Recently, she had joined a small group of other cowherds, all children of landless peasants who were hired to watch their charges in exchange for an evening meal from the respective animals’ owners. Their brief company in the mornings, and occasionally at midday, relieved the monotony of her job. Ah Thloo’s own bull, while castrated, apparently retained some residual testosterone, and when another one came near, an inevitable show of domination occurred.
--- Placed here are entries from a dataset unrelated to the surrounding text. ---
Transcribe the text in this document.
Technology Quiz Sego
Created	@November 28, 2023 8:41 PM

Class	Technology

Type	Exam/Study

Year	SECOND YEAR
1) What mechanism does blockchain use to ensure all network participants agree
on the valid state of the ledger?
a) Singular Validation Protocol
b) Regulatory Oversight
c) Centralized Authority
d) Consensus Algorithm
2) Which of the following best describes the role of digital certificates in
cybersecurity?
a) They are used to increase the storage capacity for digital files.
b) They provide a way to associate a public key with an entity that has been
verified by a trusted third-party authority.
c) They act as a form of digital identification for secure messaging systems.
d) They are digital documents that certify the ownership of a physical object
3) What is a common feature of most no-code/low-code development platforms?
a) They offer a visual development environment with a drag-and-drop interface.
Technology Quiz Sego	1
With a member of the opposite sex, the mêlée that ensued could be worse. The animal had to be kept apart from the others; buffalo-minding was a lonely job.
Each morning, after completing her household chores, Ah Thloo ate a meagre meal—often just a cup of hot tea and a small bowl of jook, rice soup, flavoured with leftovers from the previous night’s supper. The children met when they fetched their animals from the communal byre. Unlike Ah Thloo, few of the other children had eaten anything, so they organized garden raids to feed themselves. Ah Thloo knew it was wrong to steal, but she participated to help her companions. Depending on what the children planned to take and whether it required cooking, they each took certain responsibilities on a rotating basis. These jobs included the scout, who suggested the targeted garden and a safe place to gather, the robbers, and the cook, who was also the lookout.